Prior to the Polish invasion, General von Fritsch was recalled, and chose, once the invasion was underway to personally inspect the front lines as an Honorary Colonel of the 12th Artillery Regiment. It was a very unusual activity for someone of his high rank.
And now, on 22-Sept-39, comes the denouement: In the Warsaw suburb of Praga while the capital is under siege, a Polish bullet from either a machine gun or a sharpshooter hit General von Fritsch and tore an artery in his leg. The general’s adjutant, a Leutnant Rosenhagen, is an eyewitness to von Fritsch’s death and writes of the death in his original, official protocol:
“[…] In this moment the Herr Generaloberst received a gunshot in his left thigh, a bullet tore an artery. Immediately he fell down. Before I took off his braces, the Herr Generaloberst said: ‘Please leave it,’ lost consciousness and died. Only one minute passed between receiving gunshot and death.”
Generaloberst Werner von Fritsch thus becomes the second German general to be killed in combat in the war (the first being Generalmajor der Ordnungspolizei and SS Brigadeführer Wilhelm Fritz von Roettig at 14:15 on 10-Sep-39 near Opoczno, Poland. Von Fritsch’s death was thus carefully investigated. The investigation concluded that the Generaloberst deliberately sought death on the front lines. He was given a ceremonial state funeral four days later in Berlin.
Ironically, nearby in Praga, Hitler himself arrives and observes the shelling of Warsaw by his troops, not far from the scene of von Fritsch’s death.

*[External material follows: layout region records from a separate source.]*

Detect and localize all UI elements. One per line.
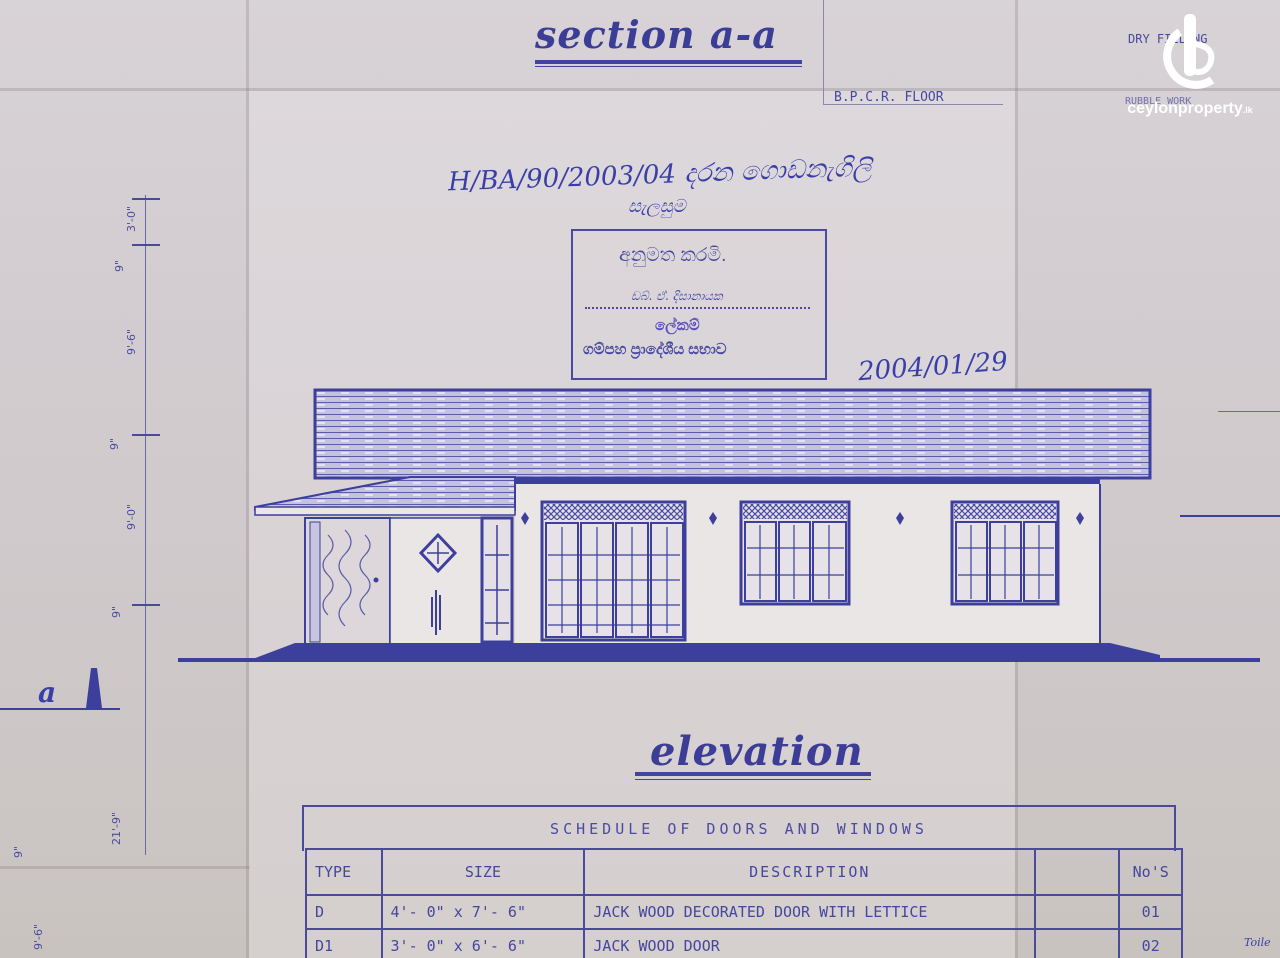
row-blank bbox=[1035, 895, 1119, 929]
row-blank bbox=[1035, 929, 1119, 958]
stamp-title: අනුමත කරමි. bbox=[619, 245, 726, 267]
section-title-underline-thin bbox=[535, 66, 802, 67]
approval-reference-line-2: සැලසුම bbox=[628, 196, 686, 217]
stamp-authority: ගම්පහ ප්‍රාදේශීය සභාව bbox=[583, 341, 727, 358]
dimension-label: 9" bbox=[108, 438, 121, 450]
stamp-signature: ඩබ්. ඒ. දිසානායක bbox=[631, 289, 723, 304]
stamp-role: ලේකම් bbox=[655, 317, 700, 334]
approval-stamp: අනුමත කරමි. ඩබ්. ඒ. දිසානායක ලේකම් ගම්පහ… bbox=[571, 229, 827, 380]
section-marker-label: a bbox=[38, 676, 56, 709]
stamp-signature-line bbox=[585, 307, 810, 309]
row-size: 4'- 0" x 7'- 6" bbox=[382, 895, 585, 929]
dimension-label: 9" bbox=[113, 260, 126, 272]
dimension-label: 3'-0" bbox=[125, 206, 138, 232]
bpcr-floor-label: B.P.C.R. FLOOR bbox=[834, 90, 944, 105]
dimension-tick bbox=[132, 198, 160, 200]
right-edge-line bbox=[1180, 515, 1280, 517]
row-size: 3'- 0" x 6'- 6" bbox=[382, 929, 585, 958]
ceylonproperty-watermark: ceylonproperty.lk bbox=[1105, 10, 1275, 130]
section-divider-line bbox=[823, 0, 824, 105]
row-qty: 02 bbox=[1119, 929, 1182, 958]
section-marker-arrow-icon bbox=[84, 668, 104, 708]
schedule-table: TYPE SIZE DESCRIPTION No'S D 4'- 0" x 7'… bbox=[305, 848, 1183, 958]
header-blank bbox=[1035, 849, 1119, 895]
elevation-title-underline-thin bbox=[635, 779, 871, 780]
header-size: SIZE bbox=[382, 849, 585, 895]
section-marker-line bbox=[0, 708, 120, 710]
ceylonproperty-logo-icon bbox=[1150, 10, 1230, 98]
dimension-label: 9'-0" bbox=[125, 504, 138, 530]
row-qty: 01 bbox=[1119, 895, 1182, 929]
table-row: D 4'- 0" x 7'- 6" JACK WOOD DECORATED DO… bbox=[306, 895, 1182, 929]
schedule-title: SCHEDULE OF DOORS AND WINDOWS bbox=[302, 805, 1176, 851]
section-title: section a-a bbox=[535, 12, 778, 57]
dimension-tick bbox=[132, 604, 160, 606]
header-type: TYPE bbox=[306, 849, 382, 895]
dimension-tick bbox=[132, 434, 160, 436]
section-title-underline bbox=[535, 60, 802, 64]
table-row: D1 3'- 0" x 6'- 6" JACK WOOD DOOR 02 bbox=[306, 929, 1182, 958]
right-edge-note: Toile bbox=[1244, 936, 1271, 949]
right-edge-line-thin bbox=[1218, 411, 1280, 412]
row-description: JACK WOOD DECORATED DOOR WITH LETTICE bbox=[584, 895, 1035, 929]
schedule-header-row: TYPE SIZE DESCRIPTION No'S bbox=[306, 849, 1182, 895]
dimension-line-vertical bbox=[145, 195, 146, 855]
row-description: JACK WOOD DOOR bbox=[584, 929, 1035, 958]
dimension-label: 9'-6" bbox=[125, 329, 138, 355]
bpcr-floor-line bbox=[823, 104, 1003, 105]
dimension-label: 9" bbox=[12, 846, 25, 858]
header-qty: No'S bbox=[1119, 849, 1182, 895]
watermark-tld: .lk bbox=[1243, 105, 1253, 115]
row-type: D bbox=[306, 895, 382, 929]
elevation-title-underline bbox=[635, 772, 871, 776]
dimension-tick bbox=[132, 244, 160, 246]
row-type: D1 bbox=[306, 929, 382, 958]
dimension-label: 21'-9" bbox=[110, 812, 123, 845]
dimension-label: 9'-6" bbox=[32, 924, 45, 950]
house-elevation-drawing bbox=[170, 385, 1270, 670]
paper-fold-horizontal-bottom bbox=[0, 866, 250, 869]
header-description: DESCRIPTION bbox=[584, 849, 1035, 895]
elevation-title: elevation bbox=[650, 728, 864, 775]
watermark-brand: ceylonproperty bbox=[1127, 100, 1243, 117]
dimension-label: 9" bbox=[110, 606, 123, 618]
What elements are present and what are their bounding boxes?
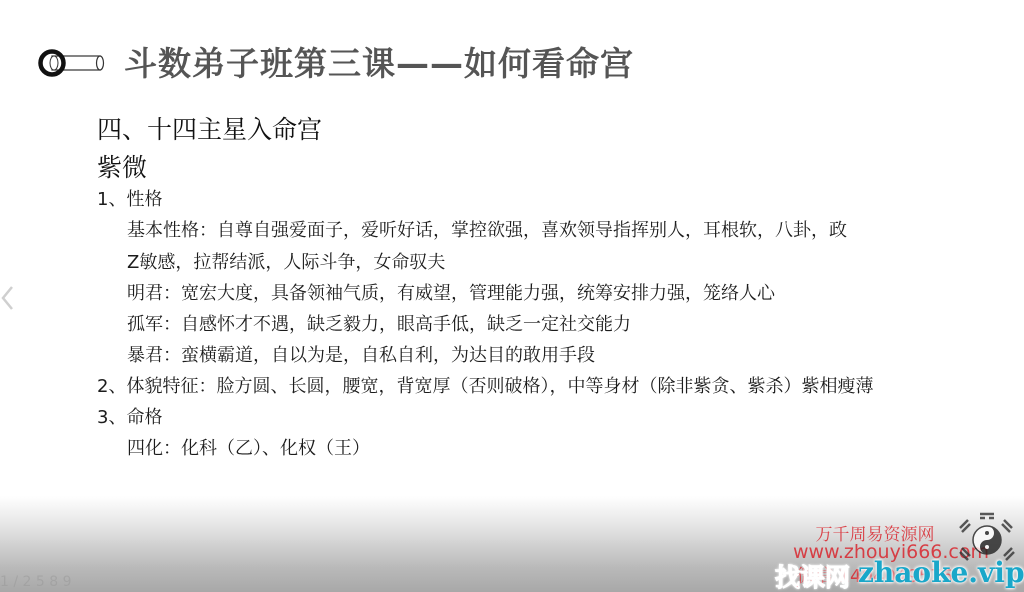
list-item-basic-personality-cont: Z敏感，拉帮结派，人际斗争，女命驭夫 [127,251,445,275]
pipe-ring-icon [38,48,108,78]
list-item-tyrant: 暴君：蛮横霸道，自以为是，自私自利，为达目的敢用手段 [127,344,595,368]
slide: 斗数弟子班第三课——如何看命宫 四、十四主星入命宫 紫微 1、性格 基本性格：自… [0,0,1024,592]
footer-faint-text: 1 / 2 5 8 9 [0,574,72,590]
star-name-heading: 紫微 [97,148,147,184]
slide-title: 斗数弟子班第三课——如何看命宫 [124,38,634,85]
list-item-lone-ruler: 孤军：自感怀才不遇，缺乏毅力，眼高手低，缺乏一定社交能力 [127,313,631,337]
list-item-appearance: 2、体貌特征：脸方圆、长圆，腰宽，背宽厚（否则破格），中等身材（除非紫贪、紫杀）… [97,375,873,399]
watermark-overlay-en: zhaoke.vip [858,556,1024,589]
list-item-destiny-heading: 3、命格 [97,406,162,430]
list-item-four-transformations: 四化：化科（乙）、化权（王） [127,437,370,461]
section-title: 四、十四主星入命宫 [97,110,322,146]
list-item-wise-ruler: 明君：宽宏大度，具备领袖气质，有威望，管理能力强，统筹安排力强，笼络人心 [127,282,775,306]
watermark-overlay-cn: 找课网 [775,558,850,592]
chevron-left-icon[interactable] [0,283,16,313]
list-item-personality-heading: 1、性格 [97,188,162,212]
list-item-basic-personality: 基本性格：自尊自强爱面子，爱听好话，掌控欲强，喜欢领导指挥别人，耳根软，八卦，政 [127,219,847,243]
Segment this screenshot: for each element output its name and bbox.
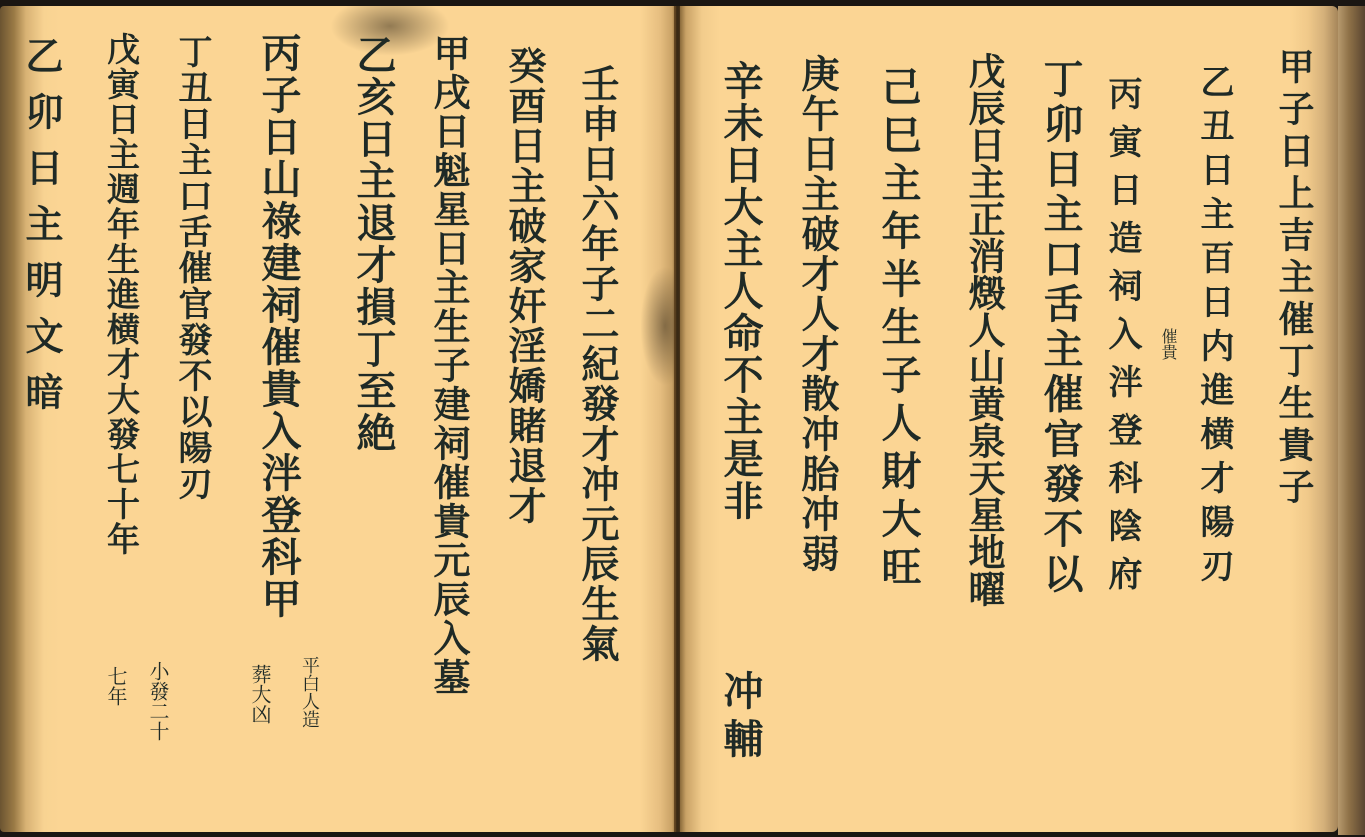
ink-stain (640, 266, 676, 386)
text-column: 丙寅日造祠入泮登科陰府 (1105, 76, 1139, 604)
text-column: 戊寅日主週年生進横才大發七十年 (105, 32, 138, 557)
annotation: 小發二十 (148, 661, 168, 741)
text-column: 丁丑日主口舌催官發不以陽刃 (175, 34, 209, 502)
annotation: 葬大凶 (250, 664, 270, 724)
text-column: 丁卯日主口舌主催官發不以 (1040, 58, 1080, 598)
text-column: 甲戌日魁星日主生子建祠催貴元辰入墓 (430, 34, 467, 697)
annotation: 催貴 (1160, 328, 1176, 360)
open-book: 壬申日六年子二紀發才冲元辰生氣 癸酉日主破家奸淫嬌賭退才 甲戌日魁星日主生子建祠… (0, 6, 1365, 835)
text-column: 冲輔 (720, 670, 760, 766)
text-column: 丙子日山祿建祠催貴入泮登科甲 (258, 32, 298, 620)
text-column: 戊辰日主正消燬人山黄泉天星地曜 (965, 52, 1002, 607)
text-column: 辛未日大主人命不主是非 (720, 60, 760, 522)
right-page: 甲子日上吉主催丁生貴子 乙丑日主百日内進横才陽刃 丙寅日造祠入泮登科陰府 催貴 … (680, 6, 1338, 832)
text-column: 庚午日主破才人才散冲胎冲弱 (798, 54, 836, 574)
text-column: 乙亥日主退才損丁至絶 (353, 34, 393, 454)
text-column: 癸酉日主破家奸淫嬌賭退才 (505, 46, 543, 526)
text-column: 壬申日六年子二紀發才冲元辰生氣 (578, 64, 616, 664)
text-column: 乙卯日主明文暗 (22, 36, 60, 428)
text-column: 己巳主年半生子人財大旺 (878, 66, 918, 594)
annotation: 七年 (106, 666, 126, 706)
left-page: 壬申日六年子二紀發才冲元辰生氣 癸酉日主破家奸淫嬌賭退才 甲戌日魁星日主生子建祠… (0, 6, 676, 832)
text-column: 乙丑日主百日内進横才陽刃 (1197, 64, 1231, 592)
text-column: 甲子日上吉主催丁生貴子 (1276, 48, 1312, 510)
page-edge (1338, 6, 1365, 835)
annotation: 平白人造 (300, 656, 318, 728)
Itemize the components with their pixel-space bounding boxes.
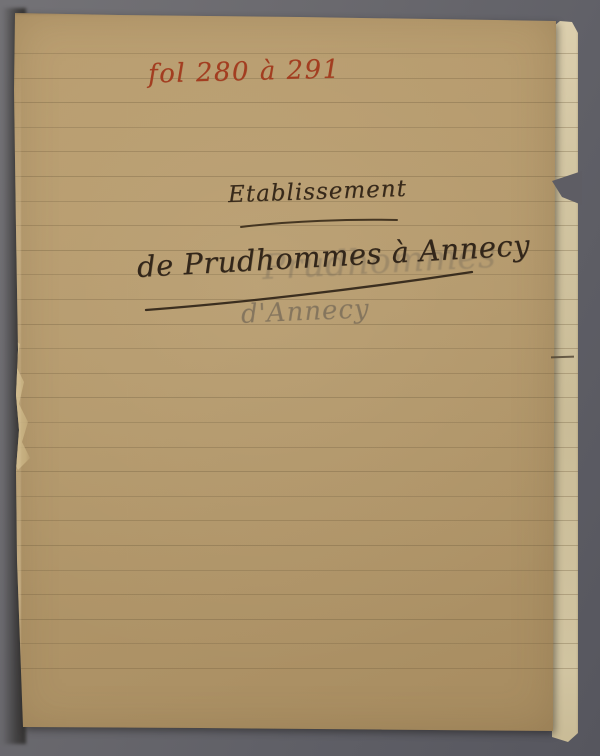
- cover-page-wrap: [0, 0, 600, 756]
- left-edge-wear: [14, 51, 21, 691]
- ruled-lines: [12, 11, 558, 733]
- pencil-note: d'Annecy: [240, 294, 370, 330]
- notebook-cover-page: [12, 11, 558, 733]
- archive-scan-photo: Prudhommes fol 280 à 291 Etablissement d…: [0, 0, 600, 756]
- folio-note: fol 280 à 291: [148, 54, 341, 89]
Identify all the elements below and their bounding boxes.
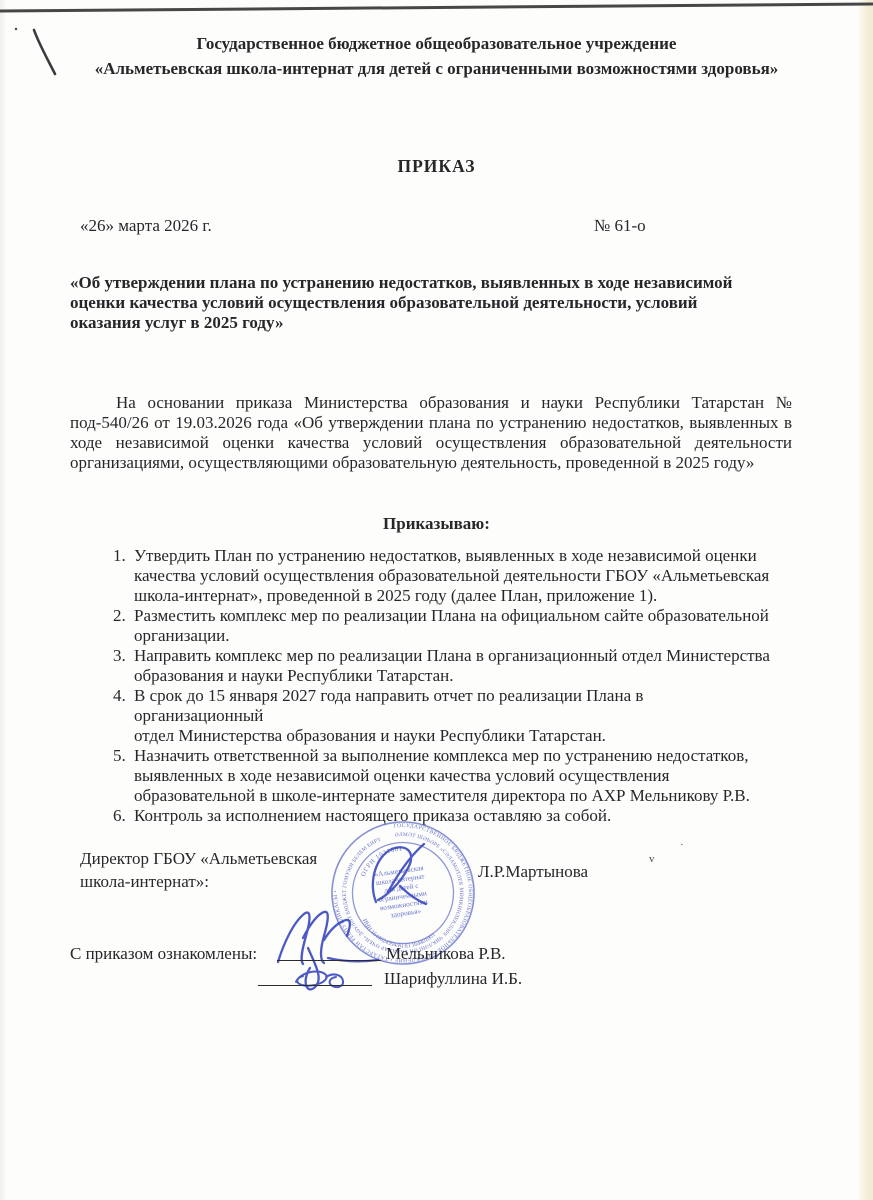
doc-number: № 61-о — [594, 216, 646, 236]
signature-line — [277, 945, 381, 961]
org-name: Государственное бюджетное общеобразовате… — [0, 31, 873, 81]
order-item-5: Назначить ответственной за выполнение ко… — [130, 746, 776, 806]
order-item-4: В срок до 15 января 2027 года направить … — [130, 686, 776, 746]
acknowledged-label: С приказом ознакомлены: — [70, 944, 257, 964]
scan-left-shadow — [0, 0, 7, 1200]
acknowledged-name-1: Мельникова Р.В. — [386, 944, 506, 964]
order-item-1: Утвердить План по устранению недостатков… — [130, 546, 776, 606]
order-list: Утвердить План по устранению недостатков… — [76, 546, 776, 826]
order-item-2: Разместить комплекс мер по реализации Пл… — [130, 606, 776, 646]
scan-right-cream-edge — [857, 0, 873, 1200]
resolution-heading: Приказываю: — [0, 514, 873, 534]
doc-date: «26» марта 2026 г. — [80, 216, 212, 236]
director-signature — [373, 844, 426, 904]
document-page: Государственное бюджетное общеобразовате… — [0, 0, 873, 1200]
signature-line — [258, 970, 372, 986]
order-item-3: Направить комплекс мер по реализации Пла… — [130, 646, 776, 686]
doc-title: ПРИКАЗ — [0, 156, 873, 177]
preamble-paragraph: На основании приказа Министерства образо… — [70, 393, 792, 473]
scan-speck: v — [649, 853, 655, 865]
scan-speck: ˙ — [680, 842, 684, 854]
scan-top-edge-line — [0, 0, 873, 18]
doc-subject: «Об утверждении плана по устранению недо… — [70, 273, 790, 333]
acknowledged-name-2: Шарифуллина И.Б. — [384, 969, 522, 989]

In the west, the Allied Supreme War Council meets for the second time of the war, this time in Sussex, England. Even though it is supposed to be secret, the meeting attracts a large crowd outside, while inside, British Prime Minister Chamberlain, British Foreign Minister Lord Halifax, and Minister for Coordination of Defense Lord Chatfield, meet with French Premier Eduard Daladier, French Commander in Chief on the Western Front General Maurice Gamelin, and Chief of the French Naval Staff Admiral François Darlan. The group releases a communique after the meeting stating that the leaders discussed supplies of munitions and other related issues.
The British begin the rationing of gasoline. A report by the London Metropolitan Police Commission states that there has been a tripling of road accidents in the three weeks since the blackout was imposed; the municipal courts are overloaded with blackout violation cases.